So what exactly is the connection between food and writing? As far back as I can recall, the writing that I’ve really enjoyed–the writing I’ve done at my own prompting and not at that of an assignment sheet or an employer–I’ve done with something to eat or drink nearby, often both. Even now, as I’m starting this post, I’m seated in one of my wonted retreats here in Greenville, sipping a half cup of espresso. By “half cup” I mean literally a half cup–4 ounces. I’ve come here so often, years now, that when it’s not busy, the persons behind the counter start my order as soon as they see me enter. And though I typically order “just a double espresso,” occasionally a triple, they prepare me a quadruple as a matter of course, aware of my fondness for the espresso bean and certain that the extra won’t be wasted. Customer loyalty has its rewards.
In an earlier pre-coffee dispensation, what typically accompanied my writing was Darjeeling tea and a slice of New York-style cheesecake, topped, of course, with cherry compote. Seated inconspicuously at a corner table of a nearby deli, adequately provisioned with food and drink, I would fold open the greeting card I’d bought–photograph or artwork on the cover, blank potentiality inside–and begin penning some thoughts to a distant friend. With no chance for a second draft, the process was necessarily slow and deliberate. A sip of tea. A little thinking. A small bite of cheesecake. A carefully printed sentence. Another sip of tea. Some more thinking. And so on until all three–the tea, the cheesecake, and the card–were finished. If I was lucky, I had made only two or three crossouts, with the more felicitous phrasings of thought traversing the outcroppings of imprecision like backpackers scrambling up and down a narrow and scabrous trail.

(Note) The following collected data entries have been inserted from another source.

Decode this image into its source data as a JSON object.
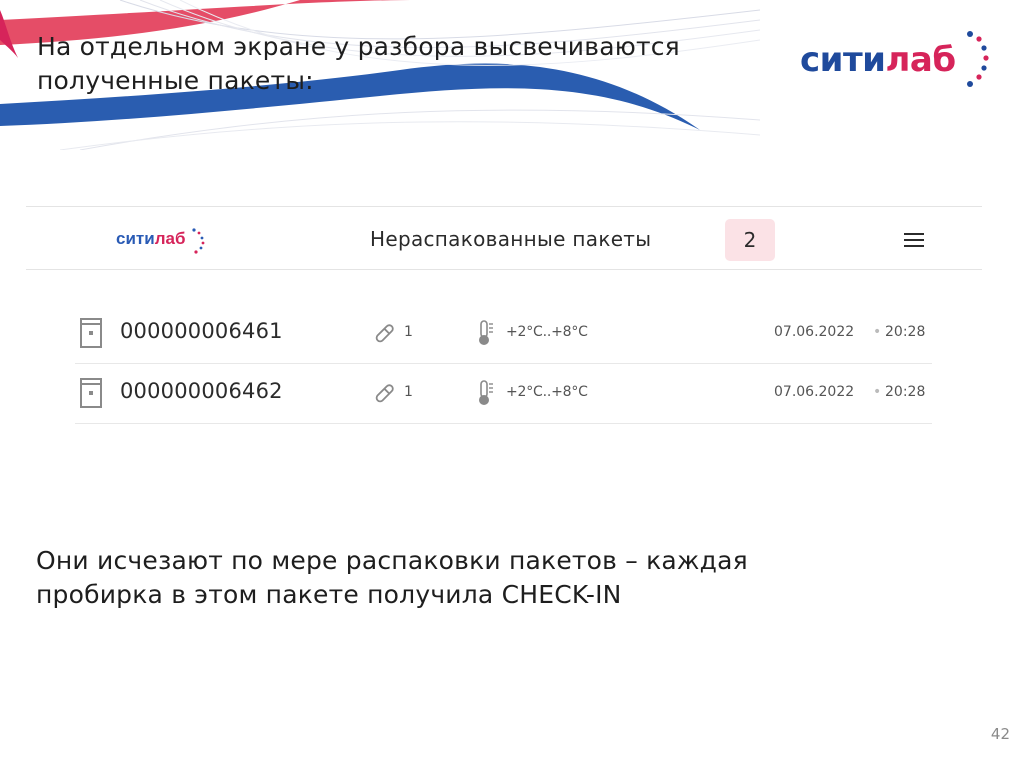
{
  "slide": {
    "title": "На отдельном экране у разбора высвечиваются\nполученные пакеты:",
    "body": "Они исчезают по мере распаковки пакетов – каждая\nпробирка в этом пакете получила CHECK-IN",
    "page_number": "42"
  },
  "brand": {
    "part1": "сити",
    "part2": "лаб",
    "color_blue": "#1f4a9c",
    "color_red": "#d6245a"
  },
  "app": {
    "logo_part1": "сити",
    "logo_part2": "лаб",
    "header_title": "Нераспакованные пакеты",
    "badge_count": "2",
    "menu_icon": "hamburger-icon",
    "packages": [
      {
        "id": "000000006461",
        "count": "1",
        "temperature": "+2°C..+8°C",
        "date": "07.06.2022",
        "separator": "•",
        "time": "20:28"
      },
      {
        "id": "000000006462",
        "count": "1",
        "temperature": "+2°C..+8°C",
        "date": "07.06.2022",
        "separator": "•",
        "time": "20:28"
      }
    ]
  }
}
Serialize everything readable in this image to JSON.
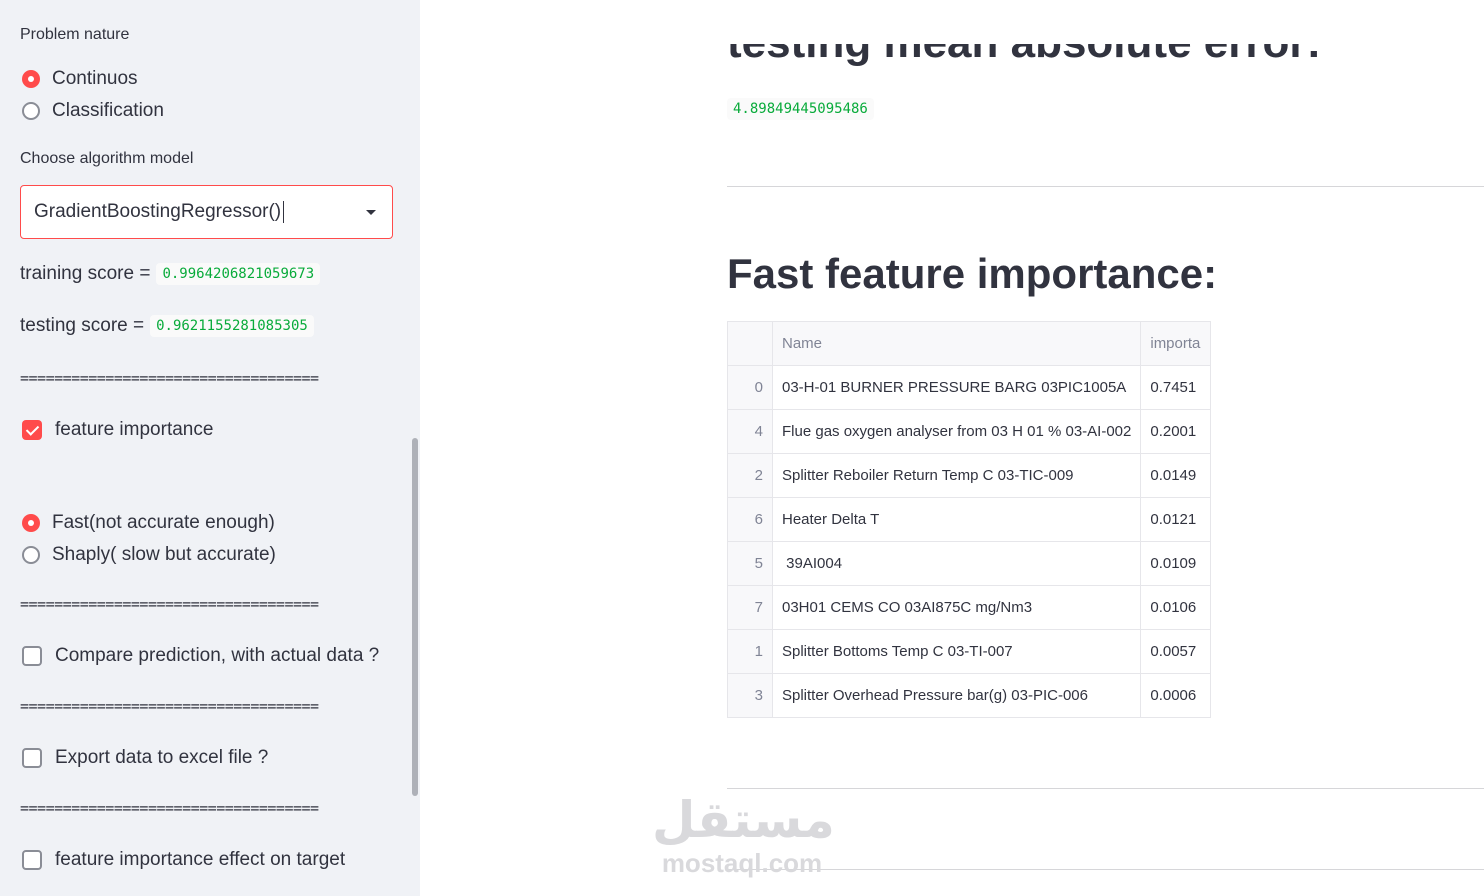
{
  "sidebar": {
    "problem_nature_label": "Problem nature",
    "problem_nature_options": [
      "Continuos",
      "Classification"
    ],
    "problem_nature_selected": "Continuos",
    "algorithm_label": "Choose algorithm model",
    "algorithm_value": "GradientBoostingRegressor()",
    "training_score_label": "training score =",
    "training_score_value": "0.9964206821059673",
    "testing_score_label": "testing score =",
    "testing_score_value": "0.9621155281085305",
    "separator": "===================================",
    "feature_importance_label": "feature importance",
    "feature_importance_checked": true,
    "importance_method_options": [
      "Fast(not accurate enough)",
      "Shaply( slow but accurate)"
    ],
    "importance_method_selected": "Fast(not accurate enough)",
    "compare_label": "Compare prediction, with actual data ?",
    "export_label": "Export data to excel file ?",
    "effect_label": "feature importance effect on target"
  },
  "main": {
    "mae_title": "testing mean absolute error:",
    "mae_value": "4.89849445095486",
    "feature_title": "Fast feature importance:",
    "table": {
      "headers": [
        "",
        "Name",
        "importa"
      ],
      "rows": [
        {
          "idx": "0",
          "name": "03-H-01 BURNER PRESSURE BARG 03PIC1005A",
          "value": "0.7451"
        },
        {
          "idx": "4",
          "name": "Flue gas oxygen analyser from 03 H 01 % 03-AI-002",
          "value": "0.2001"
        },
        {
          "idx": "2",
          "name": "Splitter Reboiler Return Temp C 03-TIC-009",
          "value": "0.0149"
        },
        {
          "idx": "6",
          "name": "Heater Delta T",
          "value": "0.0121"
        },
        {
          "idx": "5",
          "name": " 39AI004",
          "value": "0.0109"
        },
        {
          "idx": "7",
          "name": "03H01 CEMS CO 03AI875C mg/Nm3",
          "value": "0.0106"
        },
        {
          "idx": "1",
          "name": "Splitter Bottoms Temp C 03-TI-007",
          "value": "0.0057"
        },
        {
          "idx": "3",
          "name": "Splitter Overhead Pressure bar(g) 03-PIC-006",
          "value": "0.0006"
        }
      ]
    }
  },
  "watermark": {
    "arabic": "مستقل",
    "latin": "mostaql.com"
  },
  "colors": {
    "accent": "#ff4b4b",
    "code_green": "#09ab3b",
    "sidebar_bg": "#f0f2f6"
  }
}
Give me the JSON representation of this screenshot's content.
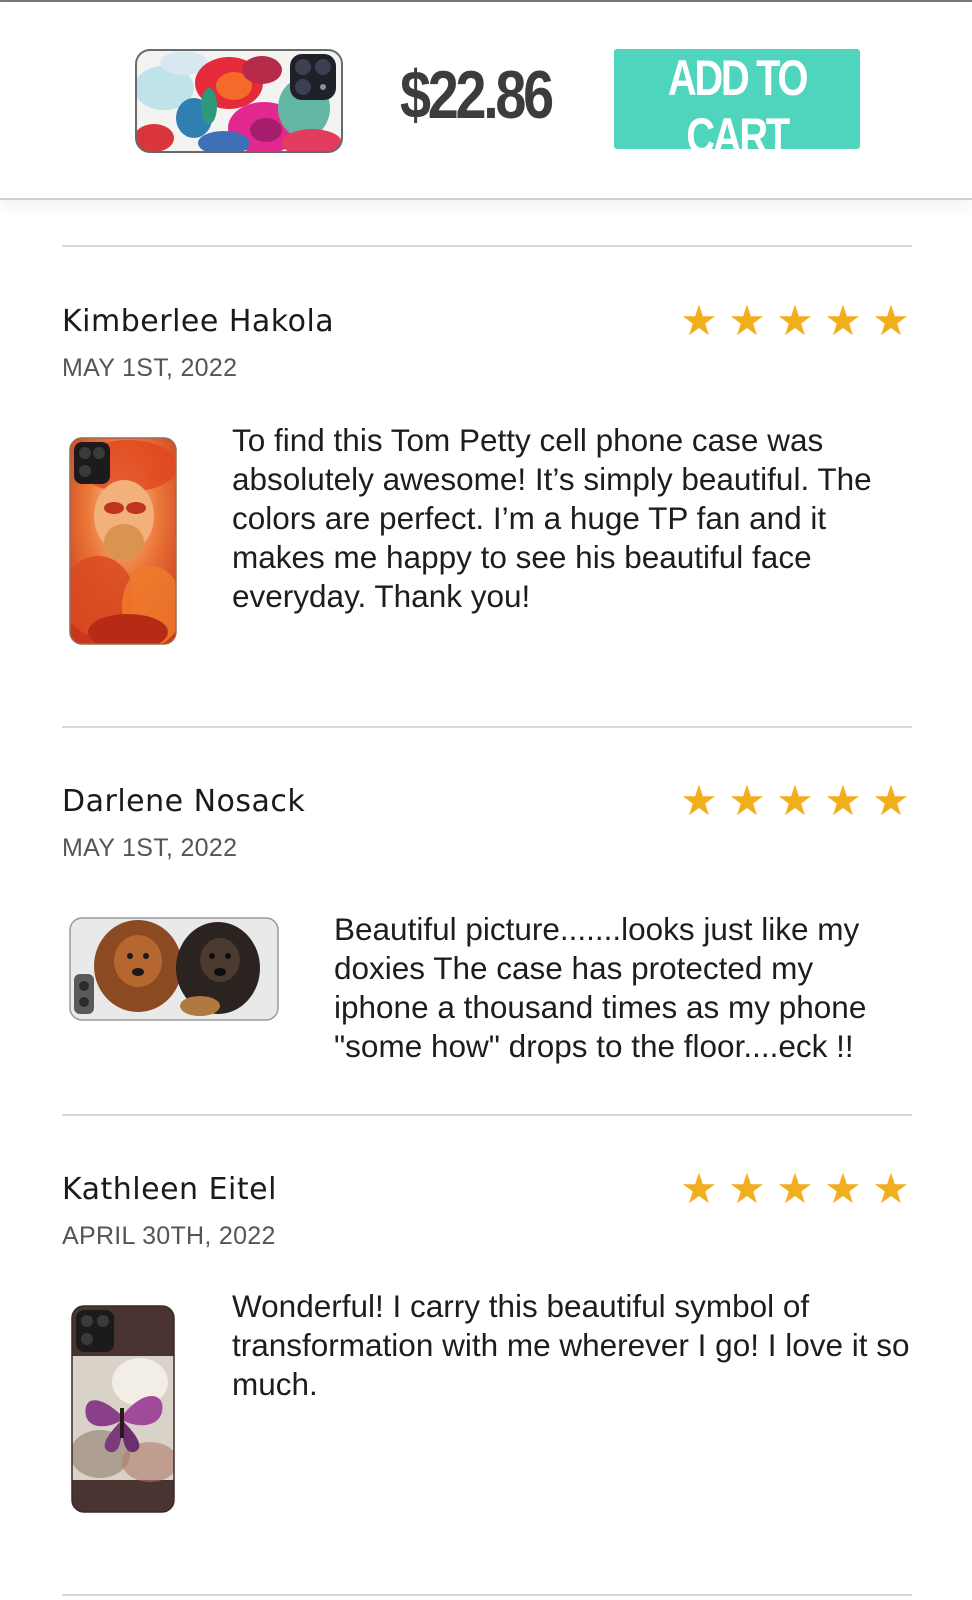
{
  "header": {
    "price": "$22.86",
    "cart_label": "ADD TO CART"
  },
  "reviews": [
    {
      "name": "Kimberlee Hakola",
      "date": "MAY 1ST, 2022",
      "rating": 5,
      "stars": "★",
      "text": "To find this Tom Petty cell phone case was absolutely awesome! It’s simply beautiful. The colors are perfect. I’m a huge TP fan and it makes me happy to see his beautiful face everyday. Thank you!"
    },
    {
      "name": "Darlene Nosack",
      "date": "MAY 1ST, 2022",
      "rating": 5,
      "stars": "★",
      "text": "Beautiful picture.......looks just like my doxies The case has protected my iphone a thousand times as my phone \"some how\" drops to the floor....eck !!"
    },
    {
      "name": "Kathleen Eitel",
      "date": "APRIL 30TH, 2022",
      "rating": 5,
      "stars": "★",
      "text": "Wonderful! I carry this beautiful symbol of transformation with me wherever I go! I love it so much."
    }
  ],
  "colors": {
    "accent": "#4fd4bd",
    "star": "#f2ae1c",
    "price": "#3c3c3c"
  }
}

Always at the end, I felt spent but satiated, as if I’d just finished, successfully, a long and arduous game of chess. I’d like to think that the friends who received those cards years ago were delighted by what they found within them. I only know that when I was done, what I had penned, with rare exception, pleased me as I hastily read it over three or four times before sealing it up in the envelope and saying goodbye to it forever. The poet Marianne Moore gives cause for hope in a statement of hers I ran across sometime ago: “Any writer overwhelmingly honest about pleasing himself is almost sure to please others.”
The espresso is long gone, and, thanks to the blessings of word processing applications, this post, like all the others, is wholly free of crossouts. It leaves a pleasant aftertaste.